A new NBER working paper by Coibon and Gorodnichenko (C&G, ungated version here) suggests that the two approaches may be complements rather than subsitutes. The paper assumes that firms can follow one of 4 pricing schemes, a basic sticky price (Calvo) set up, a sticky information (Mankiw & Reis) regime, a full information flexible price regime and a rule of thumb regime. C&G then estimate the fraction of firms in these four regimes in the context of a more or less straightforward New Keynesian DSGE model.
C&G find that a combo of sticky price and sticky information firms in roughly equal proportions is best for matching the population moments they use to estimate their model. Rule of thumb and full information firms are estimated to be a small and not very important fraction of total firms.
This is a very cool paper.

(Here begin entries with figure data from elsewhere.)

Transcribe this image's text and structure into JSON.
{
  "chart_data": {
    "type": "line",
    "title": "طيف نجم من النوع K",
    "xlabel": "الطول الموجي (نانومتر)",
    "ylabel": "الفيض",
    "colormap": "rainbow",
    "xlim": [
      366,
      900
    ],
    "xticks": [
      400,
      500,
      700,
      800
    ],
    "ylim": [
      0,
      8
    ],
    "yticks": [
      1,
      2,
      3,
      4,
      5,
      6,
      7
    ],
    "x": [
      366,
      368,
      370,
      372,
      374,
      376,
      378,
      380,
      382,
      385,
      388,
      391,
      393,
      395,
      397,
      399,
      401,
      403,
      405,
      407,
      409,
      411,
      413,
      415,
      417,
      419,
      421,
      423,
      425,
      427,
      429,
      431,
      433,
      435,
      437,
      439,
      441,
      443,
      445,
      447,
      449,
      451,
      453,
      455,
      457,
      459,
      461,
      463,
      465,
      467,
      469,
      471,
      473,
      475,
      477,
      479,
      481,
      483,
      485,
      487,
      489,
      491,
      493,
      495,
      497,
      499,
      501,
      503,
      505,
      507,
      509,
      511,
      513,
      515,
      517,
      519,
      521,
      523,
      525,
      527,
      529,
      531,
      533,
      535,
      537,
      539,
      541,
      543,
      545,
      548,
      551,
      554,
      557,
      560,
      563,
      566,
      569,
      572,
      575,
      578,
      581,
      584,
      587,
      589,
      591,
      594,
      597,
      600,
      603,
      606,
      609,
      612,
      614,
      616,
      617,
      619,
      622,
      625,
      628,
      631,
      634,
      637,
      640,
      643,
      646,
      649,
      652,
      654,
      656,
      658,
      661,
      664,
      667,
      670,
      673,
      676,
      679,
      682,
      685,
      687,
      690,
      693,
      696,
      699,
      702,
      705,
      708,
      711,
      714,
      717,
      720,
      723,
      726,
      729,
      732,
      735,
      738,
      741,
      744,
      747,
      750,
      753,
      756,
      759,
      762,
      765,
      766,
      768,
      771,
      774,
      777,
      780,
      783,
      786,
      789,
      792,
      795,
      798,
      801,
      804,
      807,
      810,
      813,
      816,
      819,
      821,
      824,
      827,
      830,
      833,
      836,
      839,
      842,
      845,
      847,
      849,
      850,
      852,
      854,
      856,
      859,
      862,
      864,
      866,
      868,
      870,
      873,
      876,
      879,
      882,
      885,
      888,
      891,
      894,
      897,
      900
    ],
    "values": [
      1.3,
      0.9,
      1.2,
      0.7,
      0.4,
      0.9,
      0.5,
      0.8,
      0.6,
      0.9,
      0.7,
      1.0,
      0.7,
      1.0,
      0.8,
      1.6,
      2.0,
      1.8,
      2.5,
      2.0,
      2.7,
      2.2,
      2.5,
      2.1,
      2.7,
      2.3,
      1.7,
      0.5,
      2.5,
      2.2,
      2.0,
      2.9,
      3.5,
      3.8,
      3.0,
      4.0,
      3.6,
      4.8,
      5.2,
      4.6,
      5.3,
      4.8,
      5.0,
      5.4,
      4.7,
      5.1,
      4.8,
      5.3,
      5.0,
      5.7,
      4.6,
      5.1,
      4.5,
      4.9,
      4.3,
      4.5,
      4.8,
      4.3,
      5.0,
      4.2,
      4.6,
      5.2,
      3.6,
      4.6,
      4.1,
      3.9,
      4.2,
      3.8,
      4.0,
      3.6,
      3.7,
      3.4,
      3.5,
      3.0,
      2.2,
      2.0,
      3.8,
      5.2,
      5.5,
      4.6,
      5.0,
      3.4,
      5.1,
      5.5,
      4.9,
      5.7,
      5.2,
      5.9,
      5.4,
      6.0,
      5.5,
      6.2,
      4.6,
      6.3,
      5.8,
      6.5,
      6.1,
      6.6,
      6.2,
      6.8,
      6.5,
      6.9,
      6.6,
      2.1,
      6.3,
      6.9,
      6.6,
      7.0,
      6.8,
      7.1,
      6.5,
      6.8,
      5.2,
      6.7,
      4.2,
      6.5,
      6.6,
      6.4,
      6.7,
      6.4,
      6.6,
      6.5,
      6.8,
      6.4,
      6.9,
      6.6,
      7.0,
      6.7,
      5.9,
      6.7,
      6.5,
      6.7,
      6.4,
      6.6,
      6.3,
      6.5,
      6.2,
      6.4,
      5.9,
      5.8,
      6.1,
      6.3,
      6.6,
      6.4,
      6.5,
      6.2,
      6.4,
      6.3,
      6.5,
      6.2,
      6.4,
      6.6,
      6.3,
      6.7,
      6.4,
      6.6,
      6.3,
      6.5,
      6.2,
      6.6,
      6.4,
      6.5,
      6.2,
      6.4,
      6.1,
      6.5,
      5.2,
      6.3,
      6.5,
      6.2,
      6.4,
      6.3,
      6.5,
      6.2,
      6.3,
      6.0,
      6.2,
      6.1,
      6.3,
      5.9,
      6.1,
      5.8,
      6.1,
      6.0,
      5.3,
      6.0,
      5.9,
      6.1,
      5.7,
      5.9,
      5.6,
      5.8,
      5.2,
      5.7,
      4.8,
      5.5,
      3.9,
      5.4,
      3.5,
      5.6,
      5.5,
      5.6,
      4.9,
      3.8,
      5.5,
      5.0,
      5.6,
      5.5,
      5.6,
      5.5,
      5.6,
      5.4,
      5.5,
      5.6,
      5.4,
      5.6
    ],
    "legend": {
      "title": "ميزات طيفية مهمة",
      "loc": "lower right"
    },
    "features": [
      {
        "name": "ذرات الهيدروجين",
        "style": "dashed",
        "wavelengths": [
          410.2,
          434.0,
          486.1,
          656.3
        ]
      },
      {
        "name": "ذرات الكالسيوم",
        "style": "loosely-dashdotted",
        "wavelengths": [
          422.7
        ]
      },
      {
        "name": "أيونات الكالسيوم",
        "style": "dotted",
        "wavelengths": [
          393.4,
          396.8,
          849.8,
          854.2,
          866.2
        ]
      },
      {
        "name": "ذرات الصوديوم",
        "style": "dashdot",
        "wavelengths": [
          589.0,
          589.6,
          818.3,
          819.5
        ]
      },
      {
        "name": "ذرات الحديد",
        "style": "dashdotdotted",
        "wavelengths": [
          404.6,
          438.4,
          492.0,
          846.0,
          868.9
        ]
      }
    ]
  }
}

But that's not all on this front.
In a paper forthcoming in the Review of Economic Studies (ungated version here) Dupor, Kitamura, and Tsuruga consider a model where all firms face both a sticky price and sticky information scenario. They compare this dual stickiness model to both a pure sticky price and a pure sticky information model and find that data prefer the dual model. They also argue that the dual model fits the data better than a hybrid model that contains some sticky price and some rule of thumb firms.
It's like Reese's Cups people, you don't have to choose between peanut butter and chocolate!
1 comment:
It's kind of sad that 95% of firms are still sticky. This relatively popular HBR paper from 1992 addresses the importance of price management, "a 1% improvement in price... increases operating profit by 11.1%". The paper offers various strategies, which apparently aren't catching on too quickly.